Avoidance and Major Ramblings

I can avoid anything if I want to. I am very good at avoiding the work that I need to get done. I need to write today. Maybe I want to, but part of me really doesn't. But it's November, and I want to write. I need to write an article, and I need to write sketches for the novel I'm working on.

But it's easier to avoid these things.

It's easier to avoid everything.

I'm staring at my nearly empty desk. It's Author's Day, apparently.

Am I an author? Will I ever be an author? When I look at my writing I am sure that it is not good enough and I have so much to improve. This thought should be inspiring, but today it is depressing:
If I am not good enough, whose fault is that but my own? The only way that I will get good at writing is to write.

But for some reason I have no motivation today. I am wondering what the point of it all is? Why do anything?

Do you believe in spoilers? I hate spoilers. I hate knowing how things are going to end or what thing might happen in the middle. I like guessing and wondering at it, and if I know what's gonna happen my motivation dies.

It's weird, cause there are books that I love to read over and over again, even though I know how it's going to end, but if the first time through someone tells me some big plot point I get really upset and sometimes don't finish the book. Maybe that's a fault of mine that I need to work on.

Maybe I like suspense, though I hate thrillers.

Maybe I am just rambling because I am trying to avoid my actual writing for today and avoid my thoughts.

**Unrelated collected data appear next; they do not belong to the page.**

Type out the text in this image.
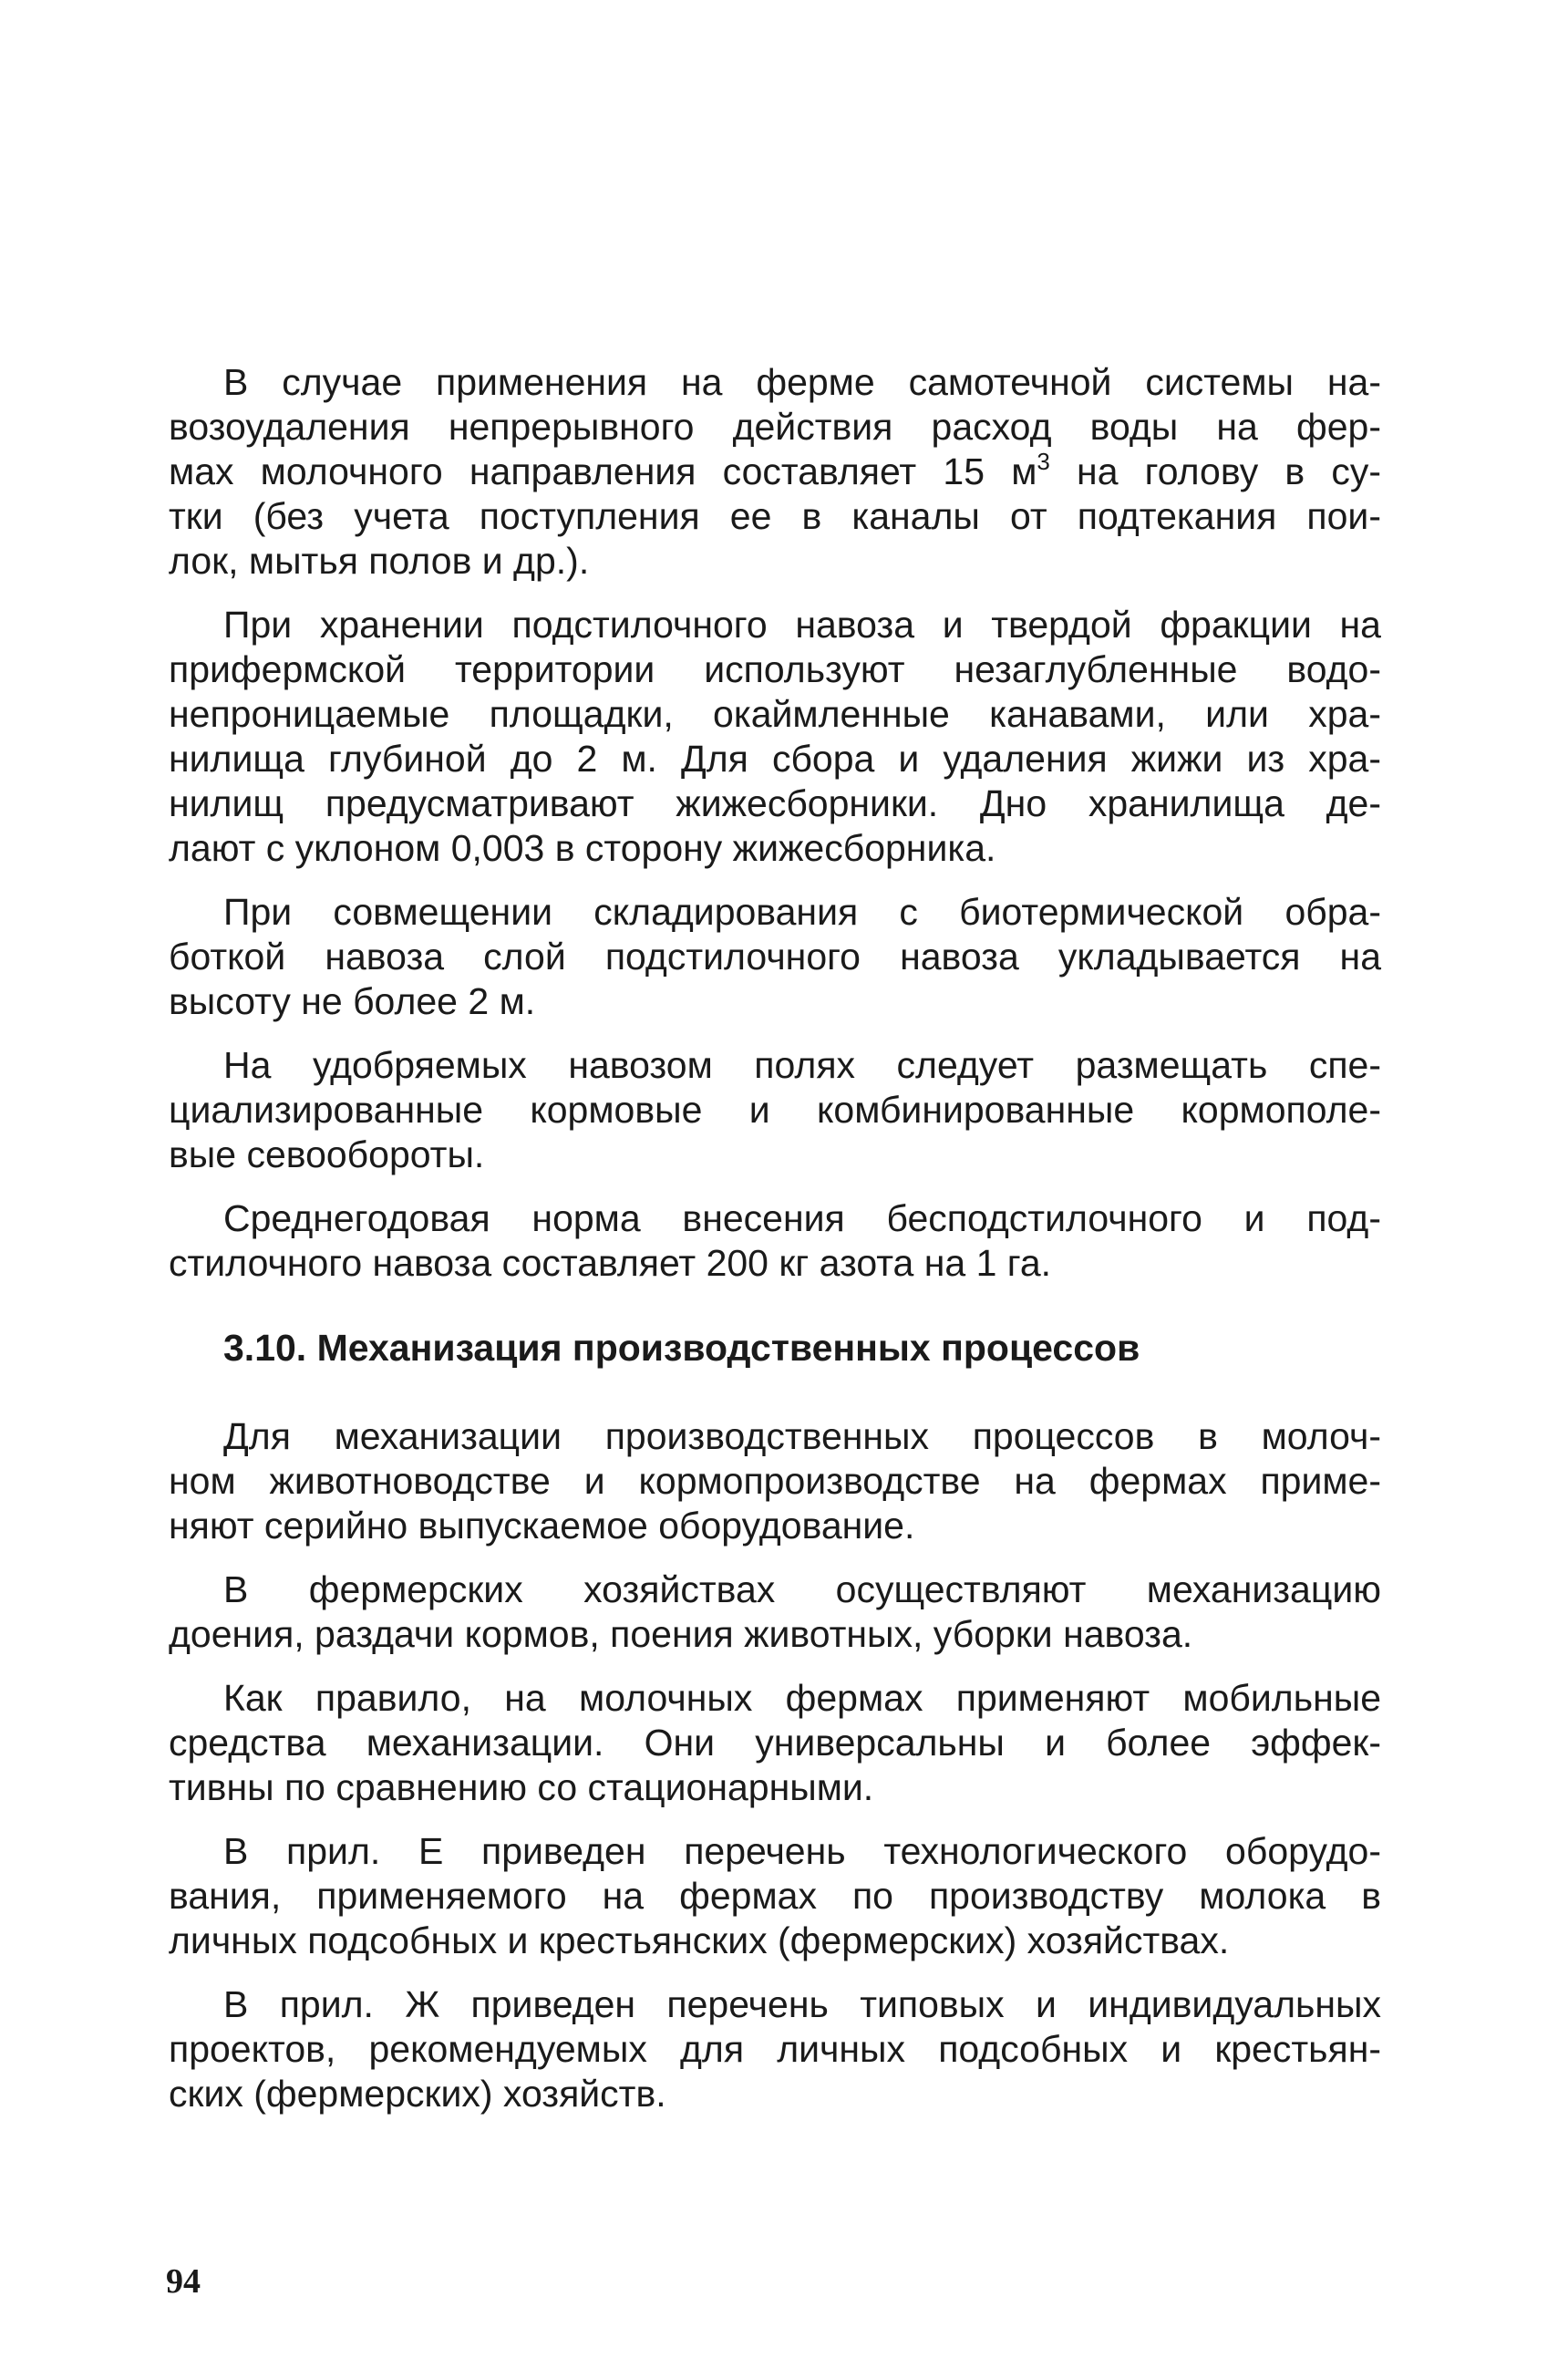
В случае применения на ферме самотечной системы на-
возоудаления непрерывного действия расход воды на фер-
мах молочного направления составляет 15 $м^3$ на голову в су-
тки (без учета поступления ее в каналы от подтекания пои-
лок, мытья полов и др.).
При хранении подстилочного навоза и твердой фракции на
прифермской территории используют незаглубленные водо-
непроницаемые площадки, окаймленные канавами, или хра-
нилища глубиной до 2 м. Для сбора и удаления жижи из хра-
нилищ предусматривают жижесборники. Дно хранилища де-
лают с уклоном 0,003 в сторону жижесборника.
При совмещении складирования с биотермической обра-
боткой навоза слой подстилочного навоза укладывается на
высоту не более 2 м.
На удобряемых навозом полях следует размещать спе-
циализированные кормовые и комбинированные кормополе-
вые севообороты.
Среднегодовая норма внесения бесподстилочного и под-
стилочного навоза составляет 200 кг азота на 1 га.
3.10. Механизация производственных процессов
Для механизации производственных процессов в молоч-
ном животноводстве и кормопроизводстве на фермах приме-
няют серийно выпускаемое оборудование.
В фермерских хозяйствах осуществляют механизацию
доения, раздачи кормов, поения животных, уборки навоза.
Как правило, на молочных фермах применяют мобильные
средства механизации. Они универсальны и более эффек-
тивны по сравнению со стационарными.
В прил. Е приведен перечень технологического оборудо-
вания, применяемого на фермах по производству молока в
личных подсобных и крестьянских (фермерских) хозяйствах.
В прил. Ж приведен перечень типовых и индивидуальных
проектов, рекомендуемых для личных подсобных и крестьян-
ских (фермерских) хозяйств.
94
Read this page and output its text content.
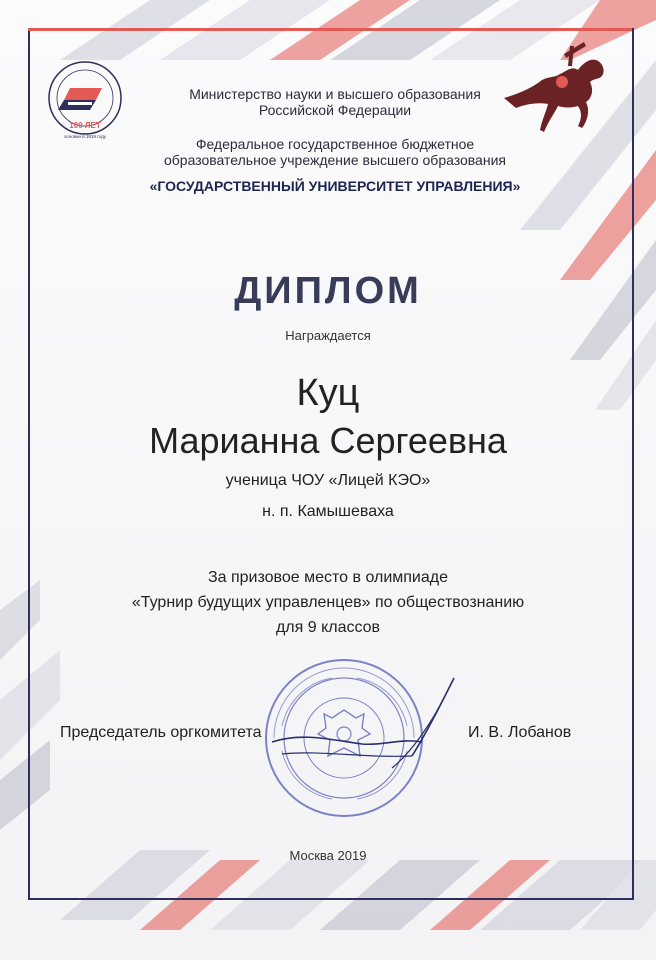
100 ЛЕТ
основан в 1919 году
Министерство науки и высшего образования
Российской Федерации
Федеральное государственное бюджетное
образовательное учреждение высшего образования
«ГОСУДАРСТВЕННЫЙ УНИВЕРСИТЕТ УПРАВЛЕНИЯ»
ДИПЛОМ
Награждается
Куц
Марианна Сергеевна
ученица ЧОУ «Лицей КЭО»
н. п. Камышеваха
За призовое место в олимпиаде
«Турнир будущих управленцев» по обществознанию
для 9 классов
Председатель оргкомитета	И. В. Лобанов
Москва 2019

Are there spoilers for life? If you KNOW that you are going to get a job would that change how you approach it? Would you be so confident that you would ace the interview or whatever? Or would you not even show up for the interview because you KNOW you are going to get it no matter what?

It's a silly hypothesis because we cannot know the future. We cannot and we should not.

"The opposite of faith is not doubt, it's certainly." There is some debate on the internet about who said this quote. I'm sure I could figure it out, but who said it isn't important to me right now.

The Lord is the only one who Knows anything. Not we ourselves, not anyone. The Lord is the only one who knows, and we must continually approach Him to have a chance at knowing anything for ourselves.

1 comment:

  1. Just been reading in Divine Providence about knowing the future--not. That the desire to know the future is from evil! Pretty strong statement. I enjoy reading what you write. Therefore, you are an author! I mean, if some people enjoy what you write, does that make you an author? I say so!